Rękopisy Krystyny Miłobędzkiej w Bibliotece Narodowej
Rękopisy i maszynopisy swoich wierszy ofiarowała Bibliotece Narodowej Krystyna Miłobędzka, jedna z najoryginalniejszych polskich poetek współczesnych. Ponadto poetka przekazała BN wydruki tekstów swojego męża Andrzeja Falkiewicza (1929–2010), eseisty i prozaika, z odręcznymi poprawkami autora.
Miłobędzka pisze zazwyczaj krótkie, oszczędne w treści i formie wiersze. Tomy poezji wydaje rzadko. O jej poetyckiej małomówności, doskonale znanej w środowisku literackim, najlepiej świadczą przekazane BN rękopisy i maszynopisy. Najstarszy z nich to maszynopis wiersza bez tytułu, zaczynającego się wersem „wróć i bądź jeszcze dalej”, opublikowanego w tomie Wykaz treści, który ukazał się nakładem wydawnictwa Czytelnik w roku 1984. Od wielu lat mieszkająca w Puszczykowie pod Poznaniem autorka związana jest z Biurem Literackim, najpierw w Legnicy, obecnie we Wrocławiu. W tej oficynie wydała kilka zbiorów i wyborów: Wszystkowiersze, Po krzyku, Dwanaście wierszy w kolorze, Zbierane oraz Gubione. Za tę ostatnią książkę otrzymała Wrocławską Nagrodę Poetycką Silesius w roku 2009. W roku 2013 została uhonorowana Silesiusem za całokształt twórczości. We wspomnianych tomach znalazły się wiersze, których rękopisy i maszynopisy wzbogacają od tej chwili zbiory BN, m.in. Wiersz doskonały i Wiersz garnek, *** „Mam (mnie ma)”, *** „Znowu parę pocztówek”, *** „Wróć i bądź jeszcze dalej”, *** „Idź i jeszcze raz zostań”. Co ciekawe, żaden z tych utworów nie liczy więcej niż kilka linijek.

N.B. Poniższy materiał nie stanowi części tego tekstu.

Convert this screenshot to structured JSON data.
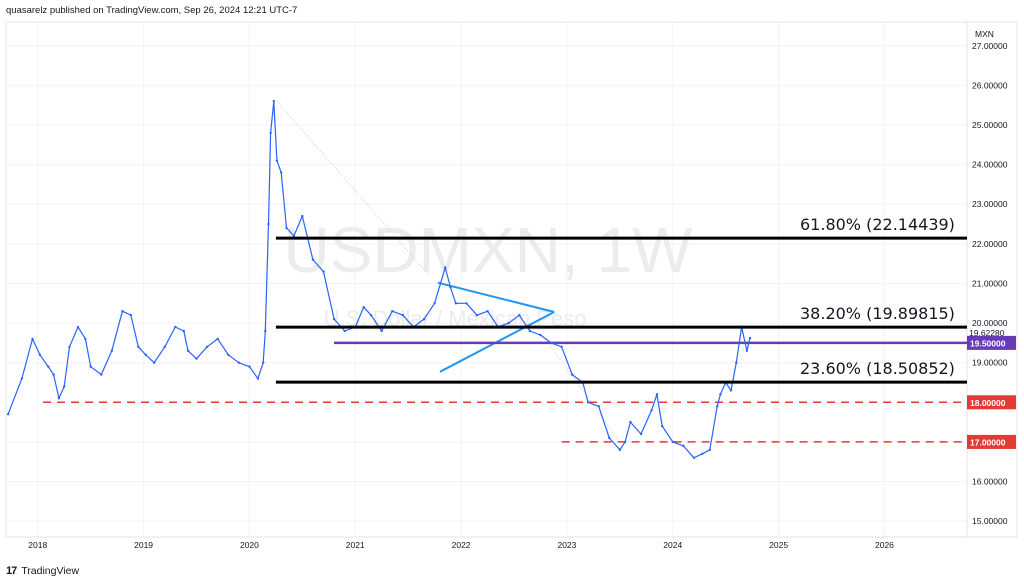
{
  "header": {
    "text": "quasarelz published on TradingView.com, Sep 26, 2024 12:21 UTC-7"
  },
  "footer": {
    "logo": "17",
    "brand": "TradingView"
  },
  "watermark": {
    "symbol": "USDMXN, 1W",
    "description": "U.S. Dollar / Mexican Peso"
  },
  "chart_data": {
    "type": "line",
    "symbol": "USDMXN",
    "interval": "1W",
    "currency_label": "MXN",
    "price_axis": {
      "labels": [
        "27.00000",
        "26.00000",
        "25.00000",
        "24.00000",
        "23.00000",
        "22.00000",
        "21.00000",
        "20.00000",
        "19.00000",
        "17.00000",
        "16.00000",
        "15.00000"
      ],
      "range": [
        14.6,
        27.6
      ]
    },
    "time_axis": {
      "labels": [
        "2018",
        "2019",
        "2020",
        "2021",
        "2022",
        "2023",
        "2024",
        "2025",
        "2026"
      ],
      "range": [
        2017.7,
        2026.78
      ]
    },
    "grid": true,
    "last_price": "19.62280",
    "series": [
      {
        "color": "#2962ff",
        "x": [
          2017.72,
          2017.85,
          2017.95,
          2018.02,
          2018.1,
          2018.15,
          2018.2,
          2018.25,
          2018.3,
          2018.38,
          2018.45,
          2018.5,
          2018.6,
          2018.7,
          2018.8,
          2018.88,
          2018.95,
          2019.02,
          2019.1,
          2019.2,
          2019.3,
          2019.38,
          2019.42,
          2019.5,
          2019.6,
          2019.7,
          2019.8,
          2019.9,
          2020.0,
          2020.08,
          2020.13,
          2020.15,
          2020.18,
          2020.2,
          2020.23,
          2020.26,
          2020.3,
          2020.35,
          2020.42,
          2020.5,
          2020.6,
          2020.7,
          2020.8,
          2020.9,
          2021.0,
          2021.08,
          2021.15,
          2021.25,
          2021.35,
          2021.45,
          2021.55,
          2021.65,
          2021.75,
          2021.85,
          2021.9,
          2021.95,
          2022.05,
          2022.15,
          2022.25,
          2022.35,
          2022.45,
          2022.55,
          2022.65,
          2022.75,
          2022.85,
          2022.95,
          2023.05,
          2023.15,
          2023.2,
          2023.3,
          2023.4,
          2023.5,
          2023.55,
          2023.6,
          2023.7,
          2023.8,
          2023.85,
          2023.9,
          2024.0,
          2024.1,
          2024.2,
          2024.28,
          2024.35,
          2024.42,
          2024.45,
          2024.5,
          2024.55,
          2024.6,
          2024.65,
          2024.7,
          2024.73
        ],
        "y": [
          17.7,
          18.6,
          19.6,
          19.2,
          18.9,
          18.7,
          18.1,
          18.4,
          19.4,
          19.9,
          19.6,
          18.9,
          18.7,
          19.3,
          20.3,
          20.2,
          19.4,
          19.2,
          19.0,
          19.4,
          19.9,
          19.8,
          19.3,
          19.1,
          19.4,
          19.6,
          19.2,
          19.0,
          18.9,
          18.6,
          19.0,
          19.8,
          22.5,
          24.8,
          25.6,
          24.1,
          23.8,
          22.4,
          22.2,
          22.7,
          21.6,
          21.3,
          20.1,
          19.8,
          19.9,
          20.4,
          20.2,
          19.8,
          20.3,
          20.2,
          19.9,
          20.1,
          20.5,
          21.4,
          20.9,
          20.5,
          20.5,
          20.2,
          20.3,
          19.9,
          20.0,
          20.2,
          19.8,
          19.7,
          19.5,
          19.4,
          18.7,
          18.5,
          18.0,
          17.9,
          17.1,
          16.8,
          17.0,
          17.5,
          17.2,
          17.8,
          18.2,
          17.4,
          17.0,
          16.9,
          16.6,
          16.7,
          16.8,
          17.9,
          18.2,
          18.5,
          18.3,
          19.0,
          19.9,
          19.3,
          19.62
        ]
      }
    ],
    "fib_levels": [
      {
        "label": "61.80% (22.14439)",
        "value": 22.14439
      },
      {
        "label": "38.20% (19.89815)",
        "value": 19.89815
      },
      {
        "label": "23.60% (18.50852)",
        "value": 18.50852
      }
    ],
    "support_levels": [
      {
        "value": 19.5,
        "label": "19.50000",
        "color": "#673ab7"
      },
      {
        "value": 18.0,
        "label": "18.00000",
        "color": "#e53935"
      },
      {
        "value": 17.0,
        "label": "17.00000",
        "color": "#e53935"
      }
    ],
    "triangle_color": "#2196f3"
  }
}
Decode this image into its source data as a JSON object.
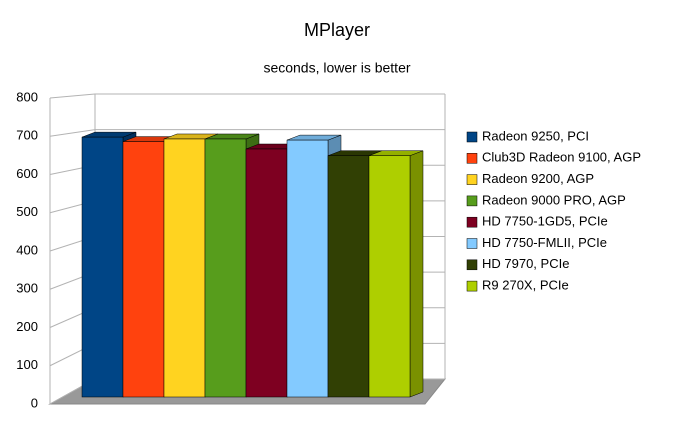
{
  "chart_data": {
    "type": "bar",
    "title": "MPlayer",
    "subtitle": "seconds, lower is better",
    "categories": [
      null
    ],
    "series": [
      {
        "name": "Radeon 9250, PCI",
        "color": "#004586",
        "values": [
          700
        ]
      },
      {
        "name": "Club3D Radeon 9100, AGP",
        "color": "#ff420e",
        "values": [
          688
        ]
      },
      {
        "name": "Radeon 9200, AGP",
        "color": "#ffd320",
        "values": [
          695
        ]
      },
      {
        "name": "Radeon 9000 PRO, AGP",
        "color": "#579d1c",
        "values": [
          695
        ]
      },
      {
        "name": "HD 7750-1GD5, PCIe",
        "color": "#7e0021",
        "values": [
          668
        ]
      },
      {
        "name": "HD 7750-FMLII, PCIe",
        "color": "#83caff",
        "values": [
          692
        ]
      },
      {
        "name": "HD 7970, PCIe",
        "color": "#314004",
        "values": [
          650
        ]
      },
      {
        "name": "R9 270X, PCIe",
        "color": "#aecf00",
        "values": [
          650
        ]
      }
    ],
    "ylim": [
      0,
      800
    ],
    "yticks": [
      0,
      100,
      200,
      300,
      400,
      500,
      600,
      700,
      800
    ],
    "grid": true,
    "legend": "right"
  }
}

Poetka ofiarowała ponadto BN dwie plansze z naklejonymi wydrukami tekstów swojego męża Andrzeja Falkiewicza, autora książek krytycznoliterackich Polski kosmos (o Witoldzie Gombrowiczu) oraz Fragmenty o literaturze polskiej (m.in. o Tymoteuszu Karpowiczu, Leopoldzie Buczkowskim i Mieczysławie Piotrowskim). Na jednej z nich znalazły się strony z wydanego właśnie nakładem Biura Literackiego tomu zapisków z codzienności Ta chwila (notatki z 5 i 9 grudnia 2008) natomiast na drugiej tekst przygotowany do katalogu wystawy Tadeusza Różewicza i Eugeniusza Geta-Stankiewicza w Muzeum Narodowym we Wrocławiu w roku 2009. W dokonanych czarnym, zielonym i czerwonym atramentem tekstach Falkiewicz, poniekąd na ich marginesach, mówi wprost o swojej literaturoznawczej i intelektualnej niezależności.